Mahkemece iddia savunma ve tüm dosya kapsamına göre, 2918 sayılı Karayolları Trafik Kanunu’nun 97. Maddesinde zarar görenin, zorunlu mali sorumluluk sigortasında öngörülen sınırlar içinde dava yoluna gitmeden önce ilgili sigorta kuruluşuna yazılı olarak başvuruda bulunması gerektiği, sigorta kuruluşunun başvuru tarihinden itibaren en geç 15 gün içinde başvuruyu yazılı olarak cevaplamaması veya verilen cevabın talebi karşılamadığına ilişkin uyuşmazlık olması halinde, zarar görenin dava açabileceği veya 5684 sayılı Kanun çerçevesinde tahkime başvurabileceğinin düzenlendiği, yapılan incelemede davacı tarafın ilgili kanun maddesi gereği davalı sigorta şirkete başvuru yaptığı, sigorta şirketi tarafından yapılan başvurunun değerlendirilmesi neticesinde zararın tespiti bakımından sigortalının maluliyetine ilişkin sağlık raporunun sunulması halinde başvurunun tekrar değerlendirileceğinin belirtildiği, ilgili kanun maddesinde dava açılmadan önce ilgili sigorta kuruluşuna başvuru yapılmasının dava şartı olarak öngörüldüğü, davalı sigorta şirketinin başvuru netecesinde vermiş olduğu cevap ile henüz talebin değerlendirme aşamasına geçeilmediği, başvurunun değerlendirilmesi için sağlık ropurunun sunulması gerektiğinin belirtildiği ve bu aşamada ilgili kanun maddesinde verilen cevabın talebi karşılamadığına ilişkin uyuzlmazlık olması hususunun oluşmadığı, davanın dava şartı yokluğu nedeniyle reddine dair karar vermek gerektiği sonucuna varılarak, davanın şartı yokluğu nedeniyle usulden reddine karar verilmiştir.

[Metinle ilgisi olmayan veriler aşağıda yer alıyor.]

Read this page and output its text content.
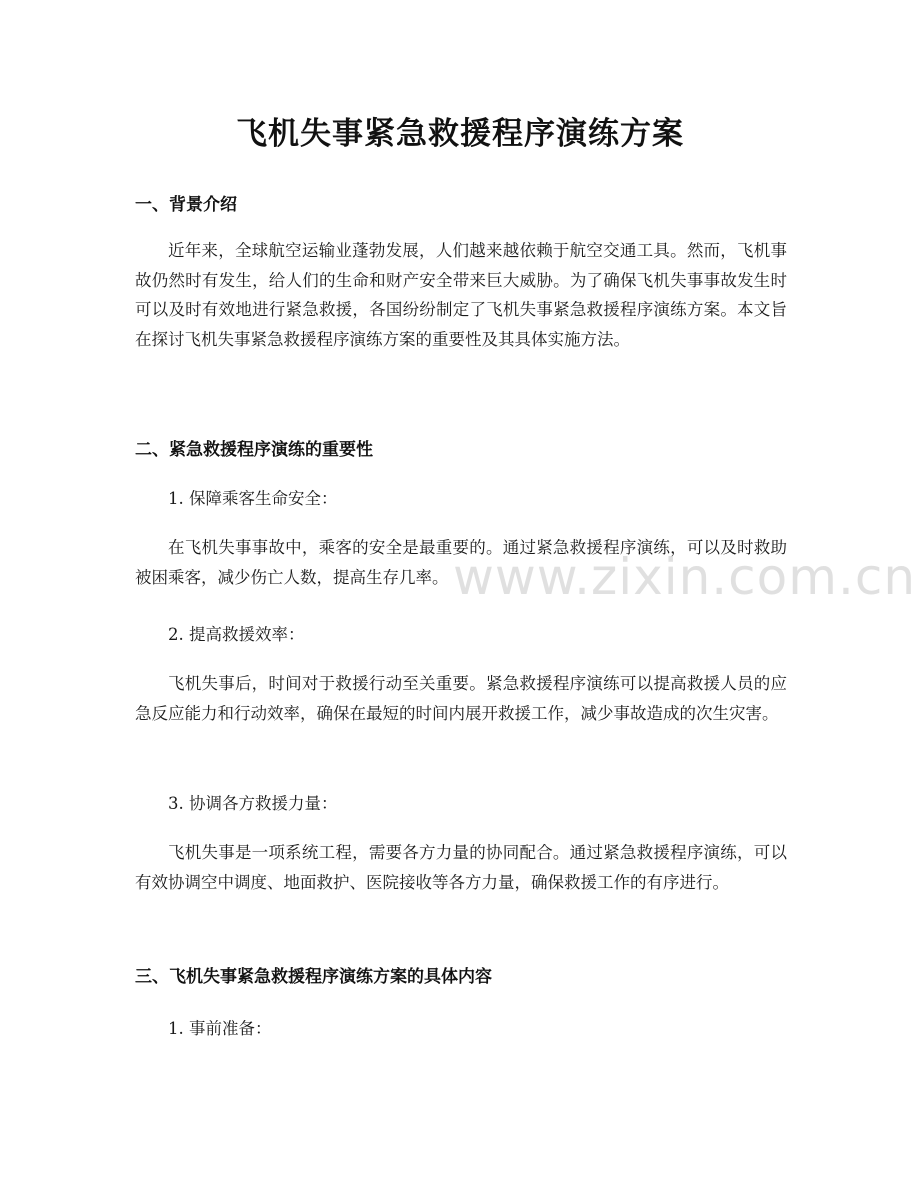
飞机失事紧急救援程序演练方案
一、背景介绍

近年来，全球航空运输业蓬勃发展，人们越来越依赖于航空交通工具。然而，飞机事故仍然时有发生，给人们的生命和财产安全带来巨大威胁。为了确保飞机失事事故发生时可以及时有效地进行紧急救援，各国纷纷制定了飞机失事紧急救援程序演练方案。本文旨在探讨飞机失事紧急救援程序演练方案的重要性及其具体实施方法。

二、紧急救援程序演练的重要性

1. 保障乘客生命安全：

在飞机失事事故中，乘客的安全是最重要的。通过紧急救援程序演练，可以及时救助被困乘客，减少伤亡人数，提高生存几率。

2. 提高救援效率：

飞机失事后，时间对于救援行动至关重要。紧急救援程序演练可以提高救援人员的应急反应能力和行动效率，确保在最短的时间内展开救援工作，减少事故造成的次生灾害。

3. 协调各方救援力量：

飞机失事是一项系统工程，需要各方力量的协同配合。通过紧急救援程序演练，可以有效协调空中调度、地面救护、医院接收等各方力量，确保救援工作的有序进行。

三、飞机失事紧急救援程序演练方案的具体内容

1. 事前准备：

www.zixin.com.cn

Karara karşı davacı vekili tarafından istinaf yoluna başvurulmuştur.

Davacı vekili, yerel mahkemenin sigorta şirketine başvuru yapmalarına ve sigorta şirketince taleplerinin dolaylı olarak kabul edilmemesine rağmen talebe ilişkin uyuşmazlık olduğu gerekçesiyle davanın reddine karar vermesinde hukuka uygunluk olmadığını, davanın sigorta şirketi ile birlikte kazanın meydana gelmesinde tam kusurlu olan ve meydana gelen zarardan sigorta şirketi ile birlikte müştereken ve müteselsilen sorumlu olan İ.Y.’ye karşı da yönelttiklerini, gerçek kişi davalı İ.Y. hakkında davanın devam etmesi gerekirken aynı nedenle ona karşı açılan davanın da reddine karar verilmesinde hukuka uygunluk olmadığını, bu nedenler ve resen gözetilecek nedenlerle kararın bozulmasını ve her iki davalı yönünden de dava şartının gerçekleşmiş olduğu kabul edilerek davanın görülmesine ve davanın kabulüne karar verilmesini istinaf nedenleri olarak ileri sürmekte kararın kaldırılmasını istemiştir.

Dava, trafik kazası sonucu meydana gelen yaralanma nedeniyle uğranılan maddi zararın tazmini istemine ilişkin olup, ilk derece mahkesince yukarıda yazılı gerekçeyle davanın dava şartı yokluğu nedeniyle usulden reddine karar verilmiştir.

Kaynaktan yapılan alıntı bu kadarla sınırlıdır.